Wie dem auch sei, inzwischen haben sowieso bereits viele Bundesländer die eigene Notbremse gezogen und schon für Weihnachten schärfere Maßnahmen beschlossen. In Hamburg und Mecklenburg-Vorpommern gelten die Kontaktbeschränkungen für Geimpfte und Genesene bereits ab dem 24. Dezember, also auch an den Weihnachtstagen dürfen sich nur zehn Personen treffen. Niedersachsen, Schleswig-Holstein und auch Berlin wollen die Corona-Regeln erst nach den Festtagen verschärfen. Doch auch in der Hauptstadt werde rasch reagiert, wenn sich die Lage verschlimmere, hieß es.

Doch ob die Maßnahmen reichen, die in der Ministerpräsidenten-Konferenz am Dienstag beschlossen worden waren, wird sich zeigen. Geht es nach Lauterbach, könne in Deutschland eine erneute Verschlimmerung der Corona-Pandemie durch die hochansteckende Omikron-Variante noch abgewendet werden – auch ohne neuen Lockdown. „Da bin ich zuversichtlich“, sagte Lauterbach.

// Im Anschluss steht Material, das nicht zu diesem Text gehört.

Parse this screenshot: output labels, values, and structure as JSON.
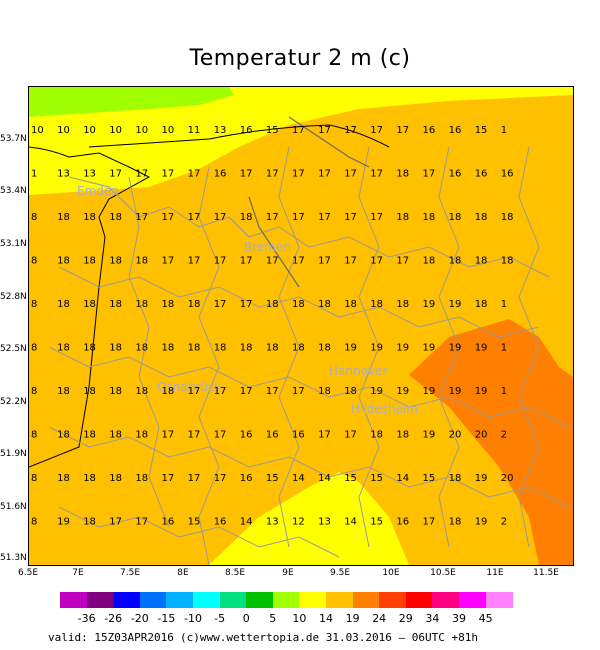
{
  "title": "Temperatur 2 m (c)",
  "footer": {
    "valid": "valid: 15Z03APR2016",
    "credit": "(c)www.wettertopia.de 31.03.2016 –  06UTC +81h"
  },
  "axes": {
    "x_ticks": [
      "6.5E",
      "7E",
      "7.5E",
      "8E",
      "8.5E",
      "9E",
      "9.5E",
      "10E",
      "10.5E",
      "11E",
      "11.5E"
    ],
    "y_ticks": [
      "53.7N",
      "53.4N",
      "53.1N",
      "52.8N",
      "52.5N",
      "52.2N",
      "51.9N",
      "51.6N",
      "51.3N"
    ]
  },
  "cities": [
    "Emden",
    "Bremen",
    "Osnabrück",
    "Hannover",
    "Hildesheim"
  ],
  "legend": {
    "labels": [
      "-36",
      "-26",
      "-20",
      "-15",
      "-10",
      "-5",
      "0",
      "5",
      "10",
      "14",
      "19",
      "24",
      "29",
      "34",
      "39",
      "45"
    ],
    "colors": [
      "#c000c0",
      "#800080",
      "#0000ff",
      "#0070ff",
      "#00b0ff",
      "#00ffff",
      "#00e080",
      "#00c000",
      "#a0ff00",
      "#ffff00",
      "#ffc000",
      "#ff8000",
      "#ff4000",
      "#ff0000",
      "#ff0080",
      "#ff00ff",
      "#ff80ff"
    ]
  },
  "chart_data": {
    "type": "heatmap",
    "title": "Temperatur 2 m (c)",
    "xlabel": "",
    "ylabel": "",
    "grid_rows": [
      [
        "10",
        "10",
        "10",
        "10",
        "10",
        "10",
        "11",
        "13",
        "16",
        "15",
        "17",
        "17",
        "17",
        "17",
        "17",
        "16",
        "16",
        "15",
        "1"
      ],
      [
        "1",
        "13",
        "13",
        "17",
        "17",
        "17",
        "17",
        "16",
        "17",
        "17",
        "17",
        "17",
        "17",
        "17",
        "18",
        "17",
        "16",
        "16",
        "16"
      ],
      [
        "8",
        "18",
        "18",
        "18",
        "17",
        "17",
        "17",
        "17",
        "18",
        "17",
        "17",
        "17",
        "17",
        "17",
        "18",
        "18",
        "18",
        "18",
        "18"
      ],
      [
        "8",
        "18",
        "18",
        "18",
        "18",
        "17",
        "17",
        "17",
        "17",
        "17",
        "17",
        "17",
        "17",
        "17",
        "17",
        "18",
        "18",
        "18",
        "18"
      ],
      [
        "8",
        "18",
        "18",
        "18",
        "18",
        "18",
        "18",
        "17",
        "17",
        "18",
        "18",
        "18",
        "18",
        "18",
        "18",
        "19",
        "19",
        "18",
        "1"
      ],
      [
        "8",
        "18",
        "18",
        "18",
        "18",
        "18",
        "18",
        "18",
        "18",
        "18",
        "18",
        "18",
        "19",
        "19",
        "19",
        "19",
        "19",
        "19",
        "1"
      ],
      [
        "8",
        "18",
        "18",
        "18",
        "18",
        "18",
        "17",
        "17",
        "17",
        "17",
        "17",
        "18",
        "18",
        "19",
        "19",
        "19",
        "19",
        "19",
        "1"
      ],
      [
        "8",
        "18",
        "18",
        "18",
        "18",
        "17",
        "17",
        "17",
        "16",
        "16",
        "16",
        "17",
        "17",
        "18",
        "18",
        "19",
        "20",
        "20",
        "2"
      ],
      [
        "8",
        "18",
        "18",
        "18",
        "18",
        "17",
        "17",
        "17",
        "16",
        "15",
        "14",
        "14",
        "15",
        "15",
        "14",
        "15",
        "18",
        "19",
        "20"
      ],
      [
        "8",
        "19",
        "18",
        "17",
        "17",
        "16",
        "15",
        "16",
        "14",
        "13",
        "12",
        "13",
        "14",
        "15",
        "16",
        "17",
        "18",
        "19",
        "2"
      ]
    ],
    "legend_bins": [
      "-36",
      "-26",
      "-20",
      "-15",
      "-10",
      "-5",
      "0",
      "5",
      "10",
      "14",
      "19",
      "24",
      "29",
      "34",
      "39",
      "45"
    ]
  }
}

Lauterbach setzt verstärkt auf Booster-Kampagnen

Die Bund-Länder-Beschlüsse vom Vortag beschleunigten nun zusätzlich das Absinken der Infektionszahlen, sagte er. „Wir werden einen weiteren Rückgang der Fälle sehen, und wir werden in dieser Zeit die Booster-Kampagne fahren“, so Lauterbach. „Somit versuchen wir, eine besonders schwere Omikron-Welle noch abzuwenden.“ Er bat darum, dass über die Feiertage auch alle Impfzentren und Arztpraxen geöffnet haben sollten, damit weiterhin Impfungen stattfinden können. Er verwies ebenso darauf, dass Menschen über 30 Jahren beim Boostern auf Moderna zurückgreifen sollten, auch wenn sie die ersten Immunisierungen mit dem Serum von Biontech erhalten hätten. Hintergrund ist, dass Moderna ausreichend vorhanden ist. Der andere Impfstoff nicht.

Wie stark Omikron derzeit verbreitet ist, ist unklar. In Deutschland seien bisher rund 540 Omikron-Fälle und rund 1850 Verdachtsfälle ans RKI übermittelt worden, sagte Wieler. Diese Daten seien überwiegend ein bis zwei Wochen alt. „Der Trend ist glasklar: Bei einer Verdopplungszeit von etwa drei Tagen könnte die neue Variante in den nächsten ein, zwei, spätestens drei Wochen bereits die Mehrzahl aller Infektionsfälle in unserem Land ausmachen.“ Über die Feiertage und den Jahreswechsel wird die Infektionslage laut Wieler dabei unvollständig in Meldedaten abgebildet werden.